In supporting [Israeli Prime Minister Ariel] Sharon, Bush said Palestinian refugees should not be able to return to the lands they left in 1948 when Israel was formed, saying they must be settled in a Palestinian state instead. [...]
Bush said Sharon's plan would also remove all Israeli settlements and some military installations from Gaza, could "accelerate the process" of a two-state solution to the Israeli-Palestinian conflict by reinvigorating a peace process that has all but ground to a halt.
As with a lot of President Bush's Middle East policies lately, there's good news and bad. Good: Bush has publicly rejected a long-standing false argument that Palestinian Arabs have a "right of return" to territories lost during Arab wars against Israel.

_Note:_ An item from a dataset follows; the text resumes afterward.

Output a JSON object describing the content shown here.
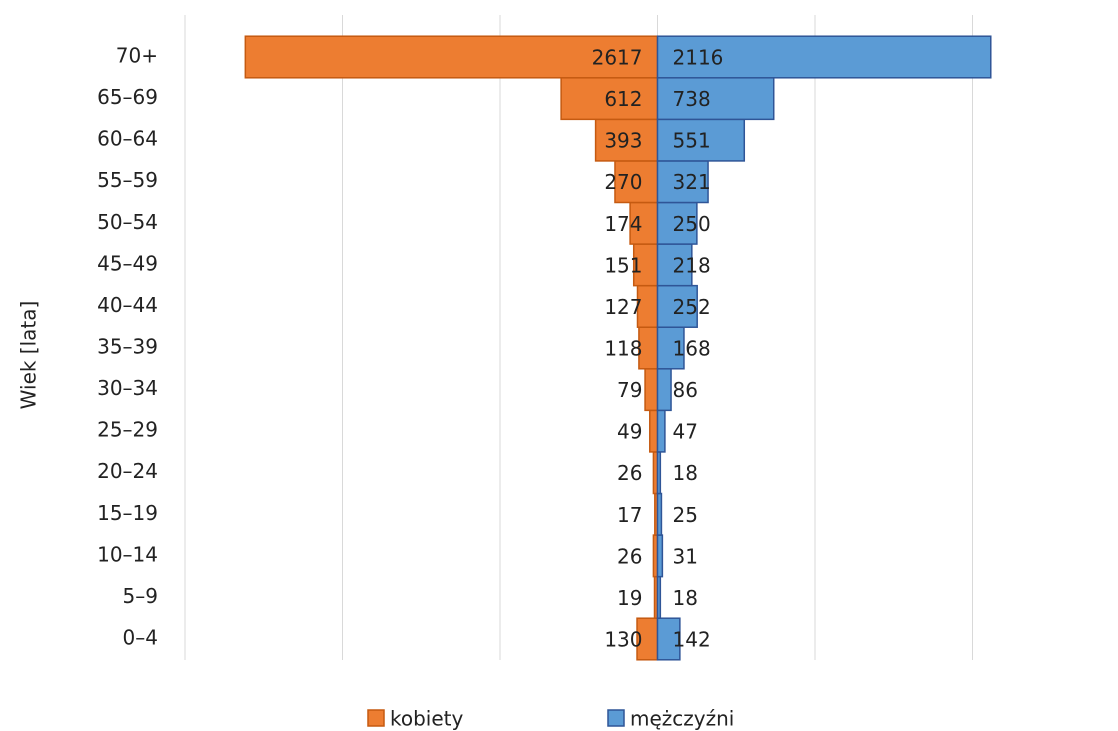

Bad: Bush still backs the creation of a Palestinian state for a population whose leadership is composed of terrorists (just this week, Palestinian leader Yasser Arafat was reported to have approved of the U.S. convoy attack).

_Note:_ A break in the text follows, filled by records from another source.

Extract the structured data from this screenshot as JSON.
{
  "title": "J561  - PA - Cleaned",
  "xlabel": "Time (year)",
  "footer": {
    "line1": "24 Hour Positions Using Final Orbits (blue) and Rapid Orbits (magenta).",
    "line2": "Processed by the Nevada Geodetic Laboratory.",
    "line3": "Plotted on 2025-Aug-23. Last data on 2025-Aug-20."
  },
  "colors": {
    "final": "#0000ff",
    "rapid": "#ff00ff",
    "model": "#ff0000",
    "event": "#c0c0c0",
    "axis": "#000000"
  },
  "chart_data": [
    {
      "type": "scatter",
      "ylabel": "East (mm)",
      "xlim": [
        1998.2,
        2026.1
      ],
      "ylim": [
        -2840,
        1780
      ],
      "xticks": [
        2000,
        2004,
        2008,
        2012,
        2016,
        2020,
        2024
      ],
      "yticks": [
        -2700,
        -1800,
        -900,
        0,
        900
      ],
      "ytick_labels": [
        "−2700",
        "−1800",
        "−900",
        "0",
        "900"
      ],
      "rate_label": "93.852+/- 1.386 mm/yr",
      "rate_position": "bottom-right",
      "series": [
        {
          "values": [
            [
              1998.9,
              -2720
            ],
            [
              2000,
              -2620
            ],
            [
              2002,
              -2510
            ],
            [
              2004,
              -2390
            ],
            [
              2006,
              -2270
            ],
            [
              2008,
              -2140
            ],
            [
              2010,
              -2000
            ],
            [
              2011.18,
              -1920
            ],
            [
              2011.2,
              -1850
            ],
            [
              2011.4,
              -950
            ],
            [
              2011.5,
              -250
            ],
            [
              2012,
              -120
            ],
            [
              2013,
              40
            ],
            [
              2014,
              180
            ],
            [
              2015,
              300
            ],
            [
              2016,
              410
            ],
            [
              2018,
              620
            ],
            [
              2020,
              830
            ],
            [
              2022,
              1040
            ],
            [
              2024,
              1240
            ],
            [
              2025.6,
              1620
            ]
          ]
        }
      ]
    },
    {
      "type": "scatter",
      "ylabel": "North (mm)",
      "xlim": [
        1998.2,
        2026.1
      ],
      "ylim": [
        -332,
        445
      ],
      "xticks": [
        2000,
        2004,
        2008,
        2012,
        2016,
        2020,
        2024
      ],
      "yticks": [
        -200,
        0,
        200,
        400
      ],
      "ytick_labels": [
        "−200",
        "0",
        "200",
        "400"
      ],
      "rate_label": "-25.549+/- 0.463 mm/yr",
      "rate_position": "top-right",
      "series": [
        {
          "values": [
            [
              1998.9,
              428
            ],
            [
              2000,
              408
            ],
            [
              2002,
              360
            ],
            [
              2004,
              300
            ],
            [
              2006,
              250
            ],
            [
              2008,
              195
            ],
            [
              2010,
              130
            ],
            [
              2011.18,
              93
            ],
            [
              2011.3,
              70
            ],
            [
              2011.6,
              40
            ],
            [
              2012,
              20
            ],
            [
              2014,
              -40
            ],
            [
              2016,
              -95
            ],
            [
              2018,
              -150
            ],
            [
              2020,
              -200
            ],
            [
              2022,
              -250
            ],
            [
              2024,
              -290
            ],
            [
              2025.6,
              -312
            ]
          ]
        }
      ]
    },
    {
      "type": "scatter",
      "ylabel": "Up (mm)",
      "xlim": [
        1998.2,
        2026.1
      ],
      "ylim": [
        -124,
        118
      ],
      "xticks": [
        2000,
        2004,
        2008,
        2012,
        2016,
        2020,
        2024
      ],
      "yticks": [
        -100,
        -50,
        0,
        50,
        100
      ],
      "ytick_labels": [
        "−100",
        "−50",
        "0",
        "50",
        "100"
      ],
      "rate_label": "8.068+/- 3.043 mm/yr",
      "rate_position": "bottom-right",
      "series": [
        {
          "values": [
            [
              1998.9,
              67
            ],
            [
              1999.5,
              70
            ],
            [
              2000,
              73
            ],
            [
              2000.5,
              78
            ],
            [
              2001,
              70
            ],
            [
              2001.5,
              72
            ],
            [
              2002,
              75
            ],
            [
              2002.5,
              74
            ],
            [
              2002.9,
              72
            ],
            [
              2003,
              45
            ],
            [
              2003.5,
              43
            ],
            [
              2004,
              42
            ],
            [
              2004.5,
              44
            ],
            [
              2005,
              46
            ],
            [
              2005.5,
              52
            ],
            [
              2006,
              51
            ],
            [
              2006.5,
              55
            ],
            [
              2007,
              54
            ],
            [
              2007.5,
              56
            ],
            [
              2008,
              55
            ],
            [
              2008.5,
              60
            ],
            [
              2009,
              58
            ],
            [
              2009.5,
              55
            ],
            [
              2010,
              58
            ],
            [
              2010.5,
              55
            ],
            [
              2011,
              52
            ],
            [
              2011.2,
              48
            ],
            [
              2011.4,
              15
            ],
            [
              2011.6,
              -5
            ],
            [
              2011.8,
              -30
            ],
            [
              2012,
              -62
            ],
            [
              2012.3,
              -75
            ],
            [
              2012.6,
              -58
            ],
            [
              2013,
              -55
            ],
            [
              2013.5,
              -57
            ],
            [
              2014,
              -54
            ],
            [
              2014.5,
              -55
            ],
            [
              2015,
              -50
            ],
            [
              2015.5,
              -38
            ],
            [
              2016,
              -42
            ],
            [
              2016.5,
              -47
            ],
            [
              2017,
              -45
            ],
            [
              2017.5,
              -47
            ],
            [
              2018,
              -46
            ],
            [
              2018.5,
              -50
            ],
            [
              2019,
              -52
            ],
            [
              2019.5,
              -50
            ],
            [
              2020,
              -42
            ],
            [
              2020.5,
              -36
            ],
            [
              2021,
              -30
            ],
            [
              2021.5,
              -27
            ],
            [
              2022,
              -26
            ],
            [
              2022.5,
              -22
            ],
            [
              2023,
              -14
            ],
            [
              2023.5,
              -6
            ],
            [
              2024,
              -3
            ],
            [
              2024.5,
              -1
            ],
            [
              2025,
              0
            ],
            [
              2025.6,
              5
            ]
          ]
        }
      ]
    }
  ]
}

Robert W. Tracinski, publisher and editor of The Intellectual Activist, recently described the plan as essentially an "Israeli retreat to a defensive posture, abandoning Gaza and parts of the West Bank to rule by terrorist gangs." So why is the new plan receiving such widespread condemnation? Tracinski writes:
"Because it was not enough of a surrender to terrorism. The Gaza pullout, in the minds of Sharon's critics, would only be valid as part of a 'negotiated settlement' in which the Palestinians are supposed to hold the 'bargaining chips' of demanding a full Israeli withdrawal from the West Bank and demanding a 'right of return' (for refugees who fled Israel 50 years ago) that would flood Israel with hostile Muslim fanatics. The new agreement is condemned because it rejects these bargaining chips, with President Bush saying that the US will back Israel's claim to most of its settlements in the West Bank and that we will reject the 'right of return.'
"The problem for Israel is that it has made a real concession -- giving up land and military control in Gaza -- in exchange for the mere promise that the US will back the Israeli position in future negotiations. But all of those promises, of course, can be easily abandoned in the face of future pressure, demands, and threats."
Yasser Arafat not only wants all of the disputed territories but all of Israel as well. As such, Bush's stronger public backing of Israel over Arafat is welcome. But to allow Arafat's dictatorship or some variation of it to become an official state is not acceptable. After all, aren't we in a war to end terror-sponsoring states?